Z wyróżnienia bardzo się ucieszyłem- przyznaje Beniamin- bo nagrodą była warta tysiąc złotych  elektryczna wiertarko- wkrętarka. Przyda mi się do pracy w drewnie na bank.

Jesteśmy jedyną szkołą w Poznaniu i okolicy, która przygotowuje do zawodu technika technologii drewna- podkreśla Beata Cywińska, nauczycielka z ZSB-D. I jesteśmy z tego bardzo dumni. A że do tego mają oni takie osiągnięcia, jak Szymon i Beniamin, to tylko dodaje nam wszystkim skrzydeł.

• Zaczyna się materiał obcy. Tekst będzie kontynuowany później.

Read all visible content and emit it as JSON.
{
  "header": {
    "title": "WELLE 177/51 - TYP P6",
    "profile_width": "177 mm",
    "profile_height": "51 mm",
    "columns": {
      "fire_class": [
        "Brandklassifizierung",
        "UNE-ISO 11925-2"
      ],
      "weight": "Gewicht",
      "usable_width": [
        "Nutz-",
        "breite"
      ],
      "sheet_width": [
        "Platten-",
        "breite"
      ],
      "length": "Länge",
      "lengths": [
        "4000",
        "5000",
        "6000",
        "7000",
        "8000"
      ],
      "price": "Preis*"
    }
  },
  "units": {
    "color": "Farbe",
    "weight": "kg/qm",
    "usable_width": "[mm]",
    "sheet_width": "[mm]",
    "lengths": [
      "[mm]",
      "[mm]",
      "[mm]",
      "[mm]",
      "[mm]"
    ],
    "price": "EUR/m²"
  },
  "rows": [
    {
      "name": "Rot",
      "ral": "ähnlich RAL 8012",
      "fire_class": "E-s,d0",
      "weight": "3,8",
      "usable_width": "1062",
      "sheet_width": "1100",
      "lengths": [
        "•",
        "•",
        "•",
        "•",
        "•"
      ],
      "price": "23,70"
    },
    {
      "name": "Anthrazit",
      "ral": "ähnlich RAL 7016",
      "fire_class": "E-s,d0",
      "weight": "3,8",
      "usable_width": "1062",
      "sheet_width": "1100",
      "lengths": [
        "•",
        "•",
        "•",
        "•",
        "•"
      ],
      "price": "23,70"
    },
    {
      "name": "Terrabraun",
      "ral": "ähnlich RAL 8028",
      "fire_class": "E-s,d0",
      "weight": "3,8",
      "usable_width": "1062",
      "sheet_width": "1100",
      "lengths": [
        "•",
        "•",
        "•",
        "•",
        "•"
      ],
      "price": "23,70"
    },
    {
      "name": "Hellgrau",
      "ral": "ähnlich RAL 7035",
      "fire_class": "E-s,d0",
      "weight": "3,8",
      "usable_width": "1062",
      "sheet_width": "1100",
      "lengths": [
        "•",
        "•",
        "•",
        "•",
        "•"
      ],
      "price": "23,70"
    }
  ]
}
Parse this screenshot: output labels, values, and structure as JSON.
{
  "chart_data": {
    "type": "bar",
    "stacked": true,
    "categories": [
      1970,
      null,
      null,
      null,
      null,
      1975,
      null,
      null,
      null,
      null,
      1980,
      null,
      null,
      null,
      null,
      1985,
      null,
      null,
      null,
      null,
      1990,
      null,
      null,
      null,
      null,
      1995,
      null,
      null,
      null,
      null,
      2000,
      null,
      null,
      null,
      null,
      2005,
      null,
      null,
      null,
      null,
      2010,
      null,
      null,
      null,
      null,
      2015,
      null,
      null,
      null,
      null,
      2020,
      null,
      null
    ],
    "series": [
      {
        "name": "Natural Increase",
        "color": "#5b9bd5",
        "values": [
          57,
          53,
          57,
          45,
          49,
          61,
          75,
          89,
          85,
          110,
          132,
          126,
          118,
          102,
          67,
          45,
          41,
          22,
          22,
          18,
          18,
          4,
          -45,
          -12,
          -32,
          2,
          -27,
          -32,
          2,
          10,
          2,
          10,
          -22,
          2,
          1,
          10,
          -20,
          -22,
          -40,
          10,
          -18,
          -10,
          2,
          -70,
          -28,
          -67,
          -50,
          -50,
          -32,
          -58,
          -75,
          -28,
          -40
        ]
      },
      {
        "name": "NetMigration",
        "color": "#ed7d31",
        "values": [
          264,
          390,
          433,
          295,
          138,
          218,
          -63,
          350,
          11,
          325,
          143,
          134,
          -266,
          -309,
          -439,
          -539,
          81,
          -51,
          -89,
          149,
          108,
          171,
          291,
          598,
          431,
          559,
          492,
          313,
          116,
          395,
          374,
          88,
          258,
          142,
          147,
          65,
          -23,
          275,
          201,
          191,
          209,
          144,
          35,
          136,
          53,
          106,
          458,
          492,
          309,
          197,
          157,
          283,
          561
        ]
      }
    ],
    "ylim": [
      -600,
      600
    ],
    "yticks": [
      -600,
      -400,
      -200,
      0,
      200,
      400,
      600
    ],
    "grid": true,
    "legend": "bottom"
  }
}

Dla mnie najważniejsze jest to, że ich zmobilizowałam do wysiłku, bo przygotowanie niecodziennego przedmiotu z drewna to nie tylko zabawa, ale i wymagająca zaangażowania praca- mówi profesor Marek Bartol. Wiem coś o tym , pracuję z tym surowcem od wielu lat. A co też ja sam wyczarowałem fajnego z drewna, z czego jestem najbardziej dumny? Prawdę mówiąc, zabrzmi to prozaicznie- ale: krzesła i stół. Bo zrobiłem takie, o jakich marzyłem. Kiedyś jeden z naszych uczniów zrobił z drewna kosiarkę. Można cuda robić, jak się chce, naprawdę. Można przecież rzeźbić z drewna, ale żyć się chyba z tego za bardzo nie da. Mamy rzeźbiarzy- pasjonatów, ale wiem, że przede wszystkim ci ludzie pracują w zakładach meblarskich, a dopiero potem bawią się drewnem. Bo najpierw trzeba jednak "wyczarować "na chleb.